In a speech punctuated by rounds of applause from 500 party faithful, Keating committed his government to holding a referendum on whether Australia should be a republic by 2001.
He also announced a range of new health, childcare, welfare and other initiatives designed to convince the 12 per cent of undecided voters to support Labor.
He chided the conservative opposition for what he called regressive policies abandoned elsewhere in the world.
“Today we stand against radical right-wing proposals which are hostile to fundamental Australian beliefs,” Keating told the crowd at a civic hall in his native Bankstown, a suburb in western Sydney.
“Labor has more than just a plan – we have a whole national change, a sea change, born of national necessity and happening now,” he said.
The party’s plan “does not look back at the values of Margaret Thatcher’s Britain or Ronald Reagan’s America but forward to the next century,” he said.
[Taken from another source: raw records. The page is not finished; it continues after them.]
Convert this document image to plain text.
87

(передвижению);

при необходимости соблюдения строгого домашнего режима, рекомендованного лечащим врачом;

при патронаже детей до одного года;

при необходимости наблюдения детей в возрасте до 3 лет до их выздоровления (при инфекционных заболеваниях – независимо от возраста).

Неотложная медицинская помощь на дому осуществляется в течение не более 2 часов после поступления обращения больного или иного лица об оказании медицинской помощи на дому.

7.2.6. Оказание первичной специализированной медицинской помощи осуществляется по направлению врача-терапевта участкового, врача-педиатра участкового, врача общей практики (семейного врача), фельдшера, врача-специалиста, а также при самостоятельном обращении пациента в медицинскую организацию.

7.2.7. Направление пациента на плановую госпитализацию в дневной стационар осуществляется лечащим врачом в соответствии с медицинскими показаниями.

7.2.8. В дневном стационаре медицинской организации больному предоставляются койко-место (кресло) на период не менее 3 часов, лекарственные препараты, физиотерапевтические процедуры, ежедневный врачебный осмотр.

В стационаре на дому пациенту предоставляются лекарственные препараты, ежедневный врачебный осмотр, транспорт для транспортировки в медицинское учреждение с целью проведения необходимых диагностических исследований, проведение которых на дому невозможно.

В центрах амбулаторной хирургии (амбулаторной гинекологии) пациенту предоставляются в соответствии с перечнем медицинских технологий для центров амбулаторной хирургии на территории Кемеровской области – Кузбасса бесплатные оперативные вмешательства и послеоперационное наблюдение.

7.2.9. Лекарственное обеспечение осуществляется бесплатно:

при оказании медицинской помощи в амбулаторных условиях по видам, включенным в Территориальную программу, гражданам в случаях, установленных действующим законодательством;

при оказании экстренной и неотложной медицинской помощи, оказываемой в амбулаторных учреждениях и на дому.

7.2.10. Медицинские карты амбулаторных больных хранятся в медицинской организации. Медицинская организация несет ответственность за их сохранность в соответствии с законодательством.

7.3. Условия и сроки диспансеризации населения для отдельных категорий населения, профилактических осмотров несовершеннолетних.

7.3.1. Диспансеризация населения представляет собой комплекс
In power since 1983, Labor is seeking a record fifth term, but with one million unemployed, the Liberal-National conservative coalition is ahead in opinion polls. Its support stands at 49 per cent, compared to Labor’s 42.
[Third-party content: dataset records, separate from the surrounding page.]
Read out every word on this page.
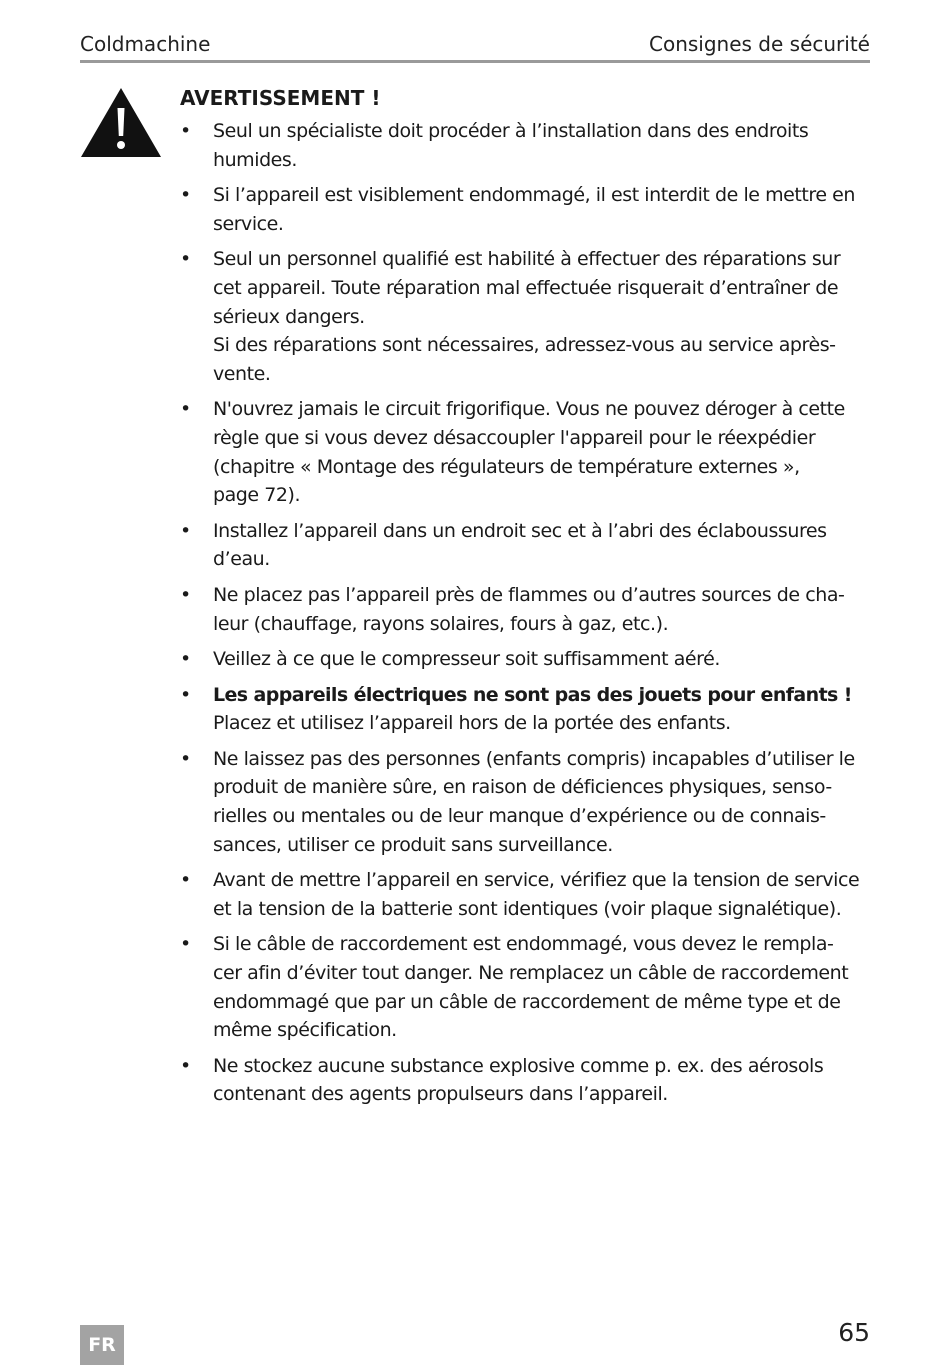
Coldmachine	Consignes de sécurité
AVERTISSEMENT !
• Seul un spécialiste doit procéder à l’installation dans des endroits
humides.
• Si l’appareil est visiblement endommagé, il est interdit de le mettre en
service.
• Seul un personnel qualifié est habilité à effectuer des réparations sur
cet appareil. Toute réparation mal effectuée risquerait d’entraîner de
sérieux dangers.
Si des réparations sont nécessaires, adressez-vous au service après-
vente.
• N'ouvrez jamais le circuit frigorifique. Vous ne pouvez déroger à cette
règle que si vous devez désaccoupler l'appareil pour le réexpédier
(chapitre « Montage des régulateurs de température externes »,
page 72).
• Installez l’appareil dans un endroit sec et à l’abri des éclaboussures
d’eau.
• Ne placez pas l’appareil près de flammes ou d’autres sources de cha-
leur (chauffage, rayons solaires, fours à gaz, etc.).
• Veillez à ce que le compresseur soit suffisamment aéré.
• Les appareils électriques ne sont pas des jouets pour enfants !
Placez et utilisez l’appareil hors de la portée des enfants.
• Ne laissez pas des personnes (enfants compris) incapables d’utiliser le
produit de manière sûre, en raison de déficiences physiques, senso-
rielles ou mentales ou de leur manque d’expérience ou de connais-
sances, utiliser ce produit sans surveillance.
• Avant de mettre l’appareil en service, vérifiez que la tension de service
et la tension de la batterie sont identiques (voir plaque signalétique).
• Si le câble de raccordement est endommagé, vous devez le rempla-
cer afin d’éviter tout danger. Ne remplacez un câble de raccordement
endommagé que par un câble de raccordement de même type et de
même spécification.
• Ne stockez aucune substance explosive comme p. ex. des aérosols
contenant des agents propulseurs dans l’appareil.
FR	65
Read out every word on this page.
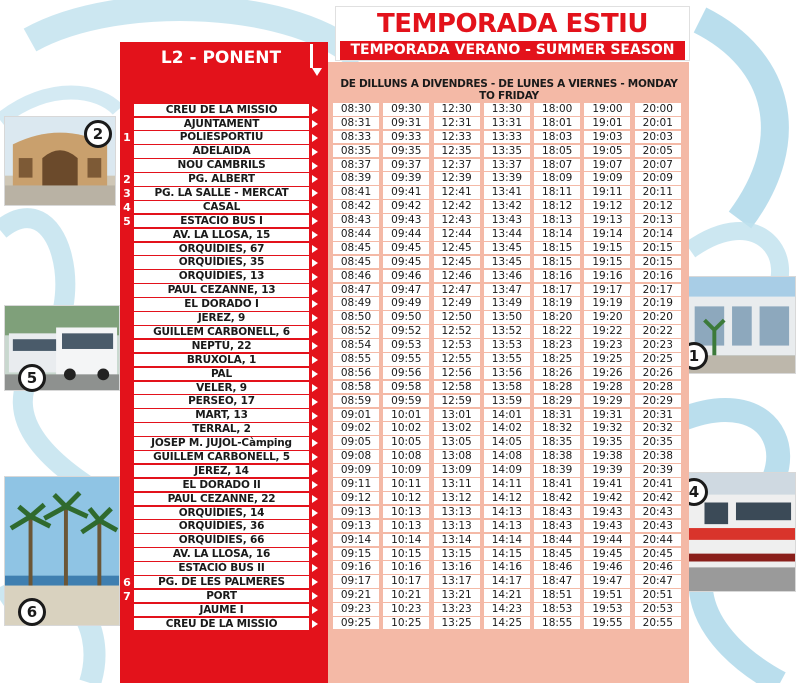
2
5
6
1
4
TEMPORADA ESTIU
TEMPORADA VERANO - SUMMER SEASON
L2 - PONENT
DE DILLUNS A DIVENDRES - DE LUNES A VIERNES - MONDAY TO FRIDAY
CREU DE LA MISSIÓ
AJUNTAMENT
1	POLIESPORTIU
ADELAIDA
NOU CAMBRILS
2	PG. ALBERT
3	PG. LA SALLE - MERCAT
4	CASAL
5	ESTACIÓ BUS I
AV. LA LLOSA, 15
ORQUÍDIES, 67
ORQUÍDIES, 35
ORQUÍDIES, 13
PAUL CEZANNE, 13
EL DORADO I
JEREZ, 9
GUILLEM CARBONELL, 6
NEPTÚ, 22
BRÚXOLA, 1
PAL
VELER, 9
PERSEO, 17
MART, 13
TERRAL, 2
JOSEP M. JUJOL-Càmping
GUILLEM CARBONELL, 5
JEREZ, 14
EL DORADO II
PAUL CEZANNE, 22
ORQUÍDIES, 14
ORQUÍDIES, 36
ORQUÍDIES, 66
AV. LA LLOSA, 16
ESTACIÓ BUS II
6	PG. DE LES PALMERES
7	PORT
JAUME I
CREU DE LA MISSIÓ
08:30	09:30	12:30	13:30	18:00	19:00	20:00
08:31	09:31	12:31	13:31	18:01	19:01	20:01
08:33	09:33	12:33	13:33	18:03	19:03	20:03
08:35	09:35	12:35	13:35	18:05	19:05	20:05
08:37	09:37	12:37	13:37	18:07	19:07	20:07
08:39	09:39	12:39	13:39	18:09	19:09	20:09
08:41	09:41	12:41	13:41	18:11	19:11	20:11
08:42	09:42	12:42	13:42	18:12	19:12	20:12
08:43	09:43	12:43	13:43	18:13	19:13	20:13
08:44	09:44	12:44	13:44	18:14	19:14	20:14
08:45	09:45	12:45	13:45	18:15	19:15	20:15
08:45	09:45	12:45	13:45	18:15	19:15	20:15
08:46	09:46	12:46	13:46	18:16	19:16	20:16
08:47	09:47	12:47	13:47	18:17	19:17	20:17
08:49	09:49	12:49	13:49	18:19	19:19	20:19
08:50	09:50	12:50	13:50	18:20	19:20	20:20
08:52	09:52	12:52	13:52	18:22	19:22	20:22
08:54	09:53	12:53	13:53	18:23	19:23	20:23
08:55	09:55	12:55	13:55	18:25	19:25	20:25
08:56	09:56	12:56	13:56	18:26	19:26	20:26
08:58	09:58	12:58	13:58	18:28	19:28	20:28
08:59	09:59	12:59	13:59	18:29	19:29	20:29
09:01	10:01	13:01	14:01	18:31	19:31	20:31
09:02	10:02	13:02	14:02	18:32	19:32	20:32
09:05	10:05	13:05	14:05	18:35	19:35	20:35
09:08	10:08	13:08	14:08	18:38	19:38	20:38
09:09	10:09	13:09	14:09	18:39	19:39	20:39
09:11	10:11	13:11	14:11	18:41	19:41	20:41
09:12	10:12	13:12	14:12	18:42	19:42	20:42
09:13	10:13	13:13	14:13	18:43	19:43	20:43
09:13	10:13	13:13	14:13	18:43	19:43	20:43
09:14	10:14	13:14	14:14	18:44	19:44	20:44
09:15	10:15	13:15	14:15	18:45	19:45	20:45
09:16	10:16	13:16	14:16	18:46	19:46	20:46
09:17	10:17	13:17	14:17	18:47	19:47	20:47
09:21	10:21	13:21	14:21	18:51	19:51	20:51
09:23	10:23	13:23	14:23	18:53	19:53	20:53
09:25	10:25	13:25	14:25	18:55	19:55	20:55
On Wednesday Keating announced A$254.9 million (US$177 million) in new spending for the year ending June 1994 in an effort to attract voters.
The Labor government is running a budget deficit of A$15.9 billion (US$11 billion) in the year to June 1993.
The conservative coalition, led by John Hewson, wants to sell off billions of dollars in state assets and replace six indirect taxes with a 15 per cent consumption tax.
But it has also promised to spend A$3 billion (US$2.1 billion) on development and assistance projects.
Keating said that Australia needed “the unique and unambiguous identity” an Australian head of state could provide and that his government would appoint a panel of eminent Australians to study the options for a Federal Republic of Australia.
In a break with previous policy presentations, no Australian flags – complete with the British Union Jack in the top left-hand corner – were present.
Even the party’s logo, which includes the Australian flag, was replaced by the word “Australia” in white against a deep blue background.